Aaron shakes his head. “Nah, Marcus. You’ve got football scouts looking at you. Sure, they see me out on the field, ’cause I’m with you. But I’ve got a hell of a better chance getting a track scholarship than I do as a wide receiver.” It’s true. Aaron’s fast, real fast. Last year he broke the school record for the 100-meter and 200-meter dashes.

Marcus looks like he wants to argue the point, and I can tell that this is a conversation they’ve had before, but Monica grabs his hand and squeezes. “Marcus,” she says, “you’ll be able to throw a football even if Aaron isn’t there to catch it.”
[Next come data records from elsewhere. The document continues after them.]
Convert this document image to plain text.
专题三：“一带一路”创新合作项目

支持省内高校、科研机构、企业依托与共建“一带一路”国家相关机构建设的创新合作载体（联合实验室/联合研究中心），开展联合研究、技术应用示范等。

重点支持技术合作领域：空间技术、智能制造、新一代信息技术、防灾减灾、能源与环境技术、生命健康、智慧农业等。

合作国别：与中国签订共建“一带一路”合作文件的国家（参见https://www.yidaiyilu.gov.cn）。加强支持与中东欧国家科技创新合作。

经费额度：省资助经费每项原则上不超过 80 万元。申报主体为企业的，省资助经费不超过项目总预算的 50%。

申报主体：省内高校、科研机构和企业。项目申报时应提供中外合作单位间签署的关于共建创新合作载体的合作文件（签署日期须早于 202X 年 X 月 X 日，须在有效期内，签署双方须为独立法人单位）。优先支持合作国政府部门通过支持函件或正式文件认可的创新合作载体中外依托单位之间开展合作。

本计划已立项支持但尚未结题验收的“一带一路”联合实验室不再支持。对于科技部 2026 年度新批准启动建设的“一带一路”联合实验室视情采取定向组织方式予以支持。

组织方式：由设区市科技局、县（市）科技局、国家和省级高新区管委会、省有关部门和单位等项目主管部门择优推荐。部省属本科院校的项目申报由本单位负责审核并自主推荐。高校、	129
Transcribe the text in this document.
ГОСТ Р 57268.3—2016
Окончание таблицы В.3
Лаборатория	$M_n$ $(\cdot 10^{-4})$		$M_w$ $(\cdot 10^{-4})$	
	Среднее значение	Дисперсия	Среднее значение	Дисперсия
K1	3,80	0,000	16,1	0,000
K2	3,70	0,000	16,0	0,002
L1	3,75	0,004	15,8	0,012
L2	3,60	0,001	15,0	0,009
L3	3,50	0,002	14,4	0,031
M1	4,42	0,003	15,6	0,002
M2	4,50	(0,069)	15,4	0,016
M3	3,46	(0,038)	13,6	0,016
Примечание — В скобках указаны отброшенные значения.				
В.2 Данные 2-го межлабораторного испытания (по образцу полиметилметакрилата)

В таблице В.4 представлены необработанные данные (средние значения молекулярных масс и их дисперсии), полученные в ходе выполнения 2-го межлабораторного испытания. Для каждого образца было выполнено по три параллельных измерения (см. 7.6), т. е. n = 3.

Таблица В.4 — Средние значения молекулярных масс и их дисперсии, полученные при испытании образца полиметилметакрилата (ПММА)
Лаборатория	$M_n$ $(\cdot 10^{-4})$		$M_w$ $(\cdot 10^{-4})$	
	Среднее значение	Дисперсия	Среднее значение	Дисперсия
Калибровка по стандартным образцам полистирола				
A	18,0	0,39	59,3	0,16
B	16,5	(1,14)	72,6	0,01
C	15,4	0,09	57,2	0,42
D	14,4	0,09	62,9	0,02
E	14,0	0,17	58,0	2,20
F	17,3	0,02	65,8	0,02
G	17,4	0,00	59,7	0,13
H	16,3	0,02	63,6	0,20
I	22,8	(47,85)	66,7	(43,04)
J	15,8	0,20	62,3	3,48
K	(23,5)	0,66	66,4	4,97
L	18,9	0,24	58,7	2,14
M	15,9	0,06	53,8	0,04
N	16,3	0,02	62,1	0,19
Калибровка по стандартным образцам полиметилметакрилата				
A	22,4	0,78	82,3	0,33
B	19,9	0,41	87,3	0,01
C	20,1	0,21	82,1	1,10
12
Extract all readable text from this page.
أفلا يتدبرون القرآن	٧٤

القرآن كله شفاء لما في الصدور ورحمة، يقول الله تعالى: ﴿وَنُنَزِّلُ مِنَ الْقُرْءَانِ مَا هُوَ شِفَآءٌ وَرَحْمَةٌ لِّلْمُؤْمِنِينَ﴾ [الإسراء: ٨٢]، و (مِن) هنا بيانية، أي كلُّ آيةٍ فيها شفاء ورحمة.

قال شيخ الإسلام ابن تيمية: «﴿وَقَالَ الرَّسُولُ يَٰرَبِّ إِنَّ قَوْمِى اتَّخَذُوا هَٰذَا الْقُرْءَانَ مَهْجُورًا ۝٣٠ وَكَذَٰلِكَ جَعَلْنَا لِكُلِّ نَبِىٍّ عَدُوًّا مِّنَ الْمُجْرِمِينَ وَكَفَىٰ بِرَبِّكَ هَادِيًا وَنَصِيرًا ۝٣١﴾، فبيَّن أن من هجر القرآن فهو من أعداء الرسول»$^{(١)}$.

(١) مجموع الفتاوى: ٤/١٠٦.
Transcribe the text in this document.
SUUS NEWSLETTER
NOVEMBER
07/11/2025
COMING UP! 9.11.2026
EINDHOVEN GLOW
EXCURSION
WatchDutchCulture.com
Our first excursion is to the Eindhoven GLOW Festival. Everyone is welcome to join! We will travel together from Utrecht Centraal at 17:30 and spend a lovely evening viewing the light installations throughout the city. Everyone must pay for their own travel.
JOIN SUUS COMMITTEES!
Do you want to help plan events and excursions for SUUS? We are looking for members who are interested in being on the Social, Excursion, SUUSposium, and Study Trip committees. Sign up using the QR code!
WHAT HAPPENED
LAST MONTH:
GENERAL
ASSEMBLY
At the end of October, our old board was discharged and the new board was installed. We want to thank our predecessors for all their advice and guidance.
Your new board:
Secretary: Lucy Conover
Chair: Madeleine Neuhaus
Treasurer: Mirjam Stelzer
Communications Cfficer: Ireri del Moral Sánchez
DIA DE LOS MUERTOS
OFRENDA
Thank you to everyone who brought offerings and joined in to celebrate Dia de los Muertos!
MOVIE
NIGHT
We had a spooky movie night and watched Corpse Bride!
“Nope,” says Marcus, “it’s gotta be Aaron.” But he’s smiling as the waitress arrives and puts down plate after plate of steaming food until I’m surprised the table doesn’t buckle.

It is a feast. My first bite of waffle is perfect, buttery and warm, and I wonder if the food really tastes as good as it does, or if we’re all so happy that our joy is sprinkling onto our plates like some sort of exotic spice, making everything that much tastier.

Aaron nudges me with his elbow. “Wing, can I get a bite of your mac ’n’ cheese?”

I nod and push the small bowl toward him. He digs his fork in and I get a little tingle thinking about the two of us sharing the same bowl.

It’s stupid. I know it’s stupid. It isn’t like we are sharing the same fork or anything, and it isn’t even like I’m going to be taking a bite of something he’s taken a bite of, like a cookie, he’s just taking some macaroni and cheese out of my bowl, and it really isn’t any different from when he’s at my house and we’re all eating family style, we always eat family style in my house, and we’re getting food from the same bowl, but this feels a little different, a little more intimate. Maybe it is my imagination. My stupid, hopeful, overactive imagination. Pretending that sharing a bowl of macaroni and cheese is the same thing as sharing a milkshake with two straws.